DNA adsorption and separation on flat and patterned surfaces

Electrophoretic methods have become the primary means of separating and sequencing DNA. Yet, despite the advances made in the design of electrophoretic separation media, like polymer solutions, they still can only apply to short DNA fragments and narrow size range.; We propose a new approach to performing electrophoresis of large and wide size range of DNA. We show that it is possible to exploit the conformational entropy of an adsorbed DNA molecule such that a perfectly flat surface can separate DNA fragments under an applied electric field in the plane of the surface. The critical factor that controls the fractionation of DNA on a flat surface is the local friction between the adsorbed DNA segments and the surface. The mobility was found to follow a power law with the field intensity beyond a certain threshold.
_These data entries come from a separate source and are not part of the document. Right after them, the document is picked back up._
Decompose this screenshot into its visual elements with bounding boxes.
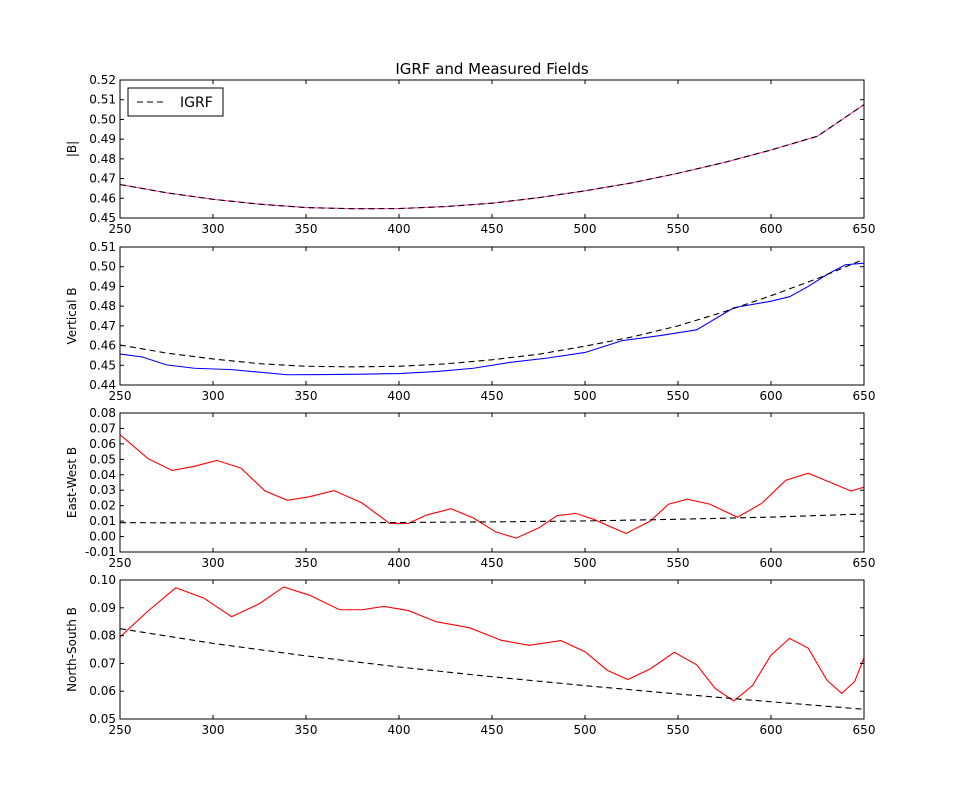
x-tick-label: 300 — [202, 222, 225, 236]
x-tick-label: 500 — [574, 389, 597, 403]
x-tick-label: 300 — [202, 389, 225, 403]
x-tick-label: 650 — [853, 389, 876, 403]
x-tick-label: 350 — [295, 723, 318, 737]
x-tick-label: 400 — [388, 389, 411, 403]
y-tick-label: 0.51 — [89, 240, 116, 254]
y-axis-label: East-West B — [65, 447, 79, 518]
x-tick-label: 650 — [853, 556, 876, 570]
legend: IGRF — [127, 87, 224, 117]
y-tick-label: 0.08 — [89, 629, 116, 643]
x-tick-label: 350 — [295, 556, 318, 570]
y-tick-label: 0.07 — [89, 421, 116, 435]
x-tick-label: 550 — [667, 723, 690, 737]
x-tick-label: 350 — [295, 222, 318, 236]
legend-box — [127, 87, 224, 117]
y-tick-label: 0.05 — [89, 452, 116, 466]
x-tick-label: 450 — [481, 222, 504, 236]
x-tick-label: 350 — [295, 389, 318, 403]
y-tick-label: 0.46 — [89, 191, 116, 205]
subplot-2: 250 300 350 400 450 500 550 600 650 0.44 0.45 0.46 0… — [65, 240, 875, 403]
x-tick-label: 600 — [760, 556, 783, 570]
y-tick-label: 0.47 — [89, 319, 116, 333]
y-tick-label: -0.01 — [85, 545, 116, 559]
x-tick-label: 500 — [574, 723, 597, 737]
x-tick-label: 450 — [481, 389, 504, 403]
series-line-measured-4 — [119, 586, 865, 702]
x-tick-label: 250 — [109, 723, 132, 737]
x-tick-label: 450 — [481, 723, 504, 737]
x-tick-label: 400 — [388, 222, 411, 236]
subplots: 250 300 350 400 450 500 550 600 650 0.45 0.46 0.47 0… — [65, 73, 875, 737]
y-tick-label: 0.50 — [89, 260, 116, 274]
series-line-igrf-2 — [119, 258, 865, 368]
subplot-1: 250 300 350 400 450 500 550 600 650 0.45 0.46 0.47 0… — [65, 73, 875, 236]
y-tick-label: 0.02 — [89, 499, 116, 513]
x-tick-label: 250 — [109, 389, 132, 403]
x-tick-label: 250 — [109, 222, 132, 236]
y-tick-label: 0.50 — [89, 112, 116, 126]
y-axis-label: Vertical B — [65, 288, 79, 345]
x-tick-label: 600 — [760, 389, 783, 403]
y-tick-label: 0.00 — [89, 530, 116, 544]
x-tick-label: 400 — [388, 723, 411, 737]
y-tick-label: 0.51 — [89, 93, 116, 107]
x-tick-label: 550 — [667, 222, 690, 236]
y-tick-label: 0.09 — [89, 601, 116, 615]
y-tick-label: 0.46 — [89, 339, 116, 353]
y-tick-label: 0.10 — [89, 573, 116, 587]
y-tick-label: 0.48 — [89, 152, 116, 166]
y-tick-label: 0.52 — [89, 73, 116, 87]
y-tick-label: 0.48 — [89, 299, 116, 313]
subplot-4: 250 300 350 400 450 500 550 600 650 0.05 0.06 0.07 0… — [65, 573, 875, 737]
y-tick-label: 0.01 — [89, 514, 116, 528]
x-tick-label: 250 — [109, 556, 132, 570]
y-tick-label: 0.03 — [89, 483, 116, 497]
series-line-igrf-1 — [119, 104, 865, 210]
y-tick-label: 0.45 — [89, 211, 116, 225]
y-tick-label: 0.06 — [89, 684, 116, 698]
y-axis-label: North-South B — [65, 607, 79, 692]
y-tick-label: 0.07 — [89, 656, 116, 670]
y-axis-label: |B| — [65, 141, 79, 157]
x-tick-label: 450 — [481, 556, 504, 570]
x-tick-label: 300 — [202, 556, 225, 570]
y-tick-label: 0.05 — [89, 712, 116, 726]
x-tick-label: 600 — [760, 723, 783, 737]
series-line-measured-2 — [119, 262, 865, 376]
y-tick-label: 0.45 — [89, 358, 116, 372]
series-line-igrf-4 — [119, 628, 865, 710]
x-tick-label: 650 — [853, 723, 876, 737]
x-tick-label: 400 — [388, 556, 411, 570]
x-tick-label: 500 — [574, 556, 597, 570]
subplot-3: 250 300 350 400 450 500 550 600 650 -0.010.00 0.01… — [65, 406, 875, 570]
x-tick-label: 600 — [760, 222, 783, 236]
y-tick-label: 0.44 — [89, 378, 116, 392]
legend-label-igrf: IGRF — [180, 95, 213, 111]
figure-title: IGRF and Measured Fields — [395, 60, 589, 78]
x-tick-label: 300 — [202, 723, 225, 737]
x-tick-label: 550 — [667, 556, 690, 570]
series-line-measured-3 — [119, 434, 865, 539]
y-tick-label: 0.49 — [89, 132, 116, 146]
x-tick-label: 500 — [574, 222, 597, 236]
x-tick-label: 650 — [853, 222, 876, 236]
y-tick-label: 0.08 — [89, 406, 116, 420]
y-tick-label: 0.06 — [89, 437, 116, 451]
y-tick-label: 0.04 — [89, 468, 116, 482]
y-tick-label: 0.49 — [89, 279, 116, 293]
x-tick-label: 550 — [667, 389, 690, 403]
series-line-igrf-3 — [119, 513, 865, 524]
y-tick-label: 0.47 — [89, 172, 116, 186]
The detected DNA peak width was shown to be constant with migration distance, which implies that there is no diffusion of DNA during migrating on surface.; In addition, we demonstrate that electrophoresis on a flat Si substrate is an effective method in separation of DNA with different configurations, e. g. linear, supercoiled and relaxed. The surface separation arises from the different number of contacts due to the conformational differences between adsorbed DNA chains. Imposing a Au nanopattern on the Si surface further improves the separation effect. The simulation of electric field on this patterned surface by the finite element method shows that An nanodots act as local pinning points for DNA segments due to dielectrophoretic force. The results of molecular dynamics simulation show that the conformational differences between adsorbed polymer chains are amplified on the attractive patterned surface and therefore enhanced separations are achieved.; We also study the surface migration of DNA chains driven by a DC electric field across periodic and localized dielectrophoretic traps. By adjusting the length scale of the trap array, separation of a selected band of DNA was accomplished with a dispersion coefficient similar to that obtained in capillary electrophoresis. We then provide a model, in good agreement with experiment, which predicts the trapping and extension of DNA chains at a dielectrophoretic trap responsible for the surface mobility and dispersion.